How I Use It
As an art educator, I find myself utilizing this app constantly with my students to help them explore concepts, explain what they understand, and in the higher elementary/middle school grades, create short tutorials to share what they are learning and exploring.
In grades k-4 my students use it in small groups as a digital whiteboard. I supply the artwork images, or they take photos, and students label the types of brushstrokes they see in grade 1, or label the parts of a Grandma Moses landscapes to learn the difference between foreground, middle ground, and background in grade 3. In grade two, I use it in connection to an architecture unit, where students draw on top of photographs of buildings to find the basic shapes. It is also used in grade 4 to help my students understand how to draw from observation. They photograph a series of still life objects, draw on top of them, and delete the photo, to help them understand how a cylinder, when drawn should have a slightly curved line for the top and bottom, and to understand the concept of showing depth via the technique of overlapping. Most of these activities could be done in an unplugged manner with a laminated photograph and dry erase marker, or with an interactive whiteboard, but by using the app I have more options. I am able to review students work after the fact, come back to their work when we are unable to finish exploring the concept I am teaching in one class period, and pinpoint each students understanding due to the small group work, as opposed to a class activity on the interactive whiteboard.

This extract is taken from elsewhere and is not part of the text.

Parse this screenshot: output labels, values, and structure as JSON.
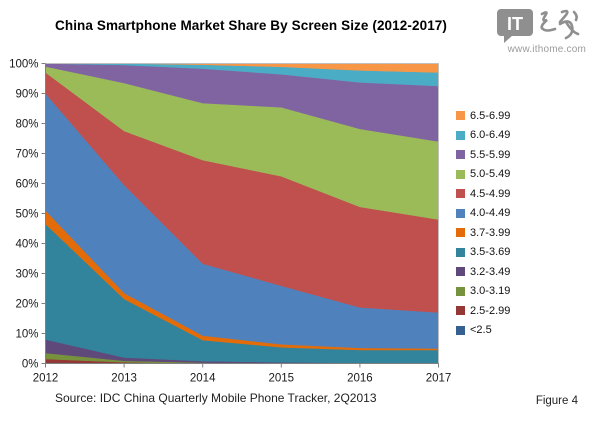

In the upper elementary grades, 4-6, I utilize the app in similar ways, as well as a creation tool, which can be a very engaging way to explore a concept. With little practice, my students create tutorials or informational presentations, by creating a series of slides, and recording a voiceover. I do this type of activity with my students in grades three and four, in connection to a color theory unit in grade three, and a watercolor unit in grade four. In grade three students quickly create a color wheel, and share information about their chosen color, and what a tint and shade is. The app allows me to quickly go through the activity of creating a color wheel, without the time it takes to make a color wheel traditionally, and it allows them to create a short video that explains what they know about color theory. In grade four, I ask students to create a tutorial video that teaches one of the watercolor techniques they have learned and will use in their nonobjective painting.
The benefit to this type of presentation, is that the child does not have to put themselves in the final video, and instead can use images they draw directly in the app, or pull photos/videos they have taken of their work, or of a technique they are practicing. The final step is a voiceover that can include a pointer to highlight information on the slide(s).
They only times I had problems with this app, was when I tried to use it without watching a short tutorial video. I didn't understand all of the capabilities of the app, and I didn't understand how to access additional features with a tap, for example to change the thickness of the drawing tool. I know I'm not utilizing all of the capabilities of the app, but for my students, k-6, when I know how to do works well. I'm excited to learn more about additional capabilities, to use it to develop educational content.
Compared to other digital whiteboard apps available, Explain Everything allows for more options overall, making it the only digital whiteboard app a student or classroom would need. The Explain Everything developers consider the app an 'interactive screencasting whiteboard app', which highlights the additional capabilities it has over other digital whiteboard apps. I highly recommended for the k-12 classroom, for use with students and for teachers creation of educational content. It is my go to app in my k-6 art room.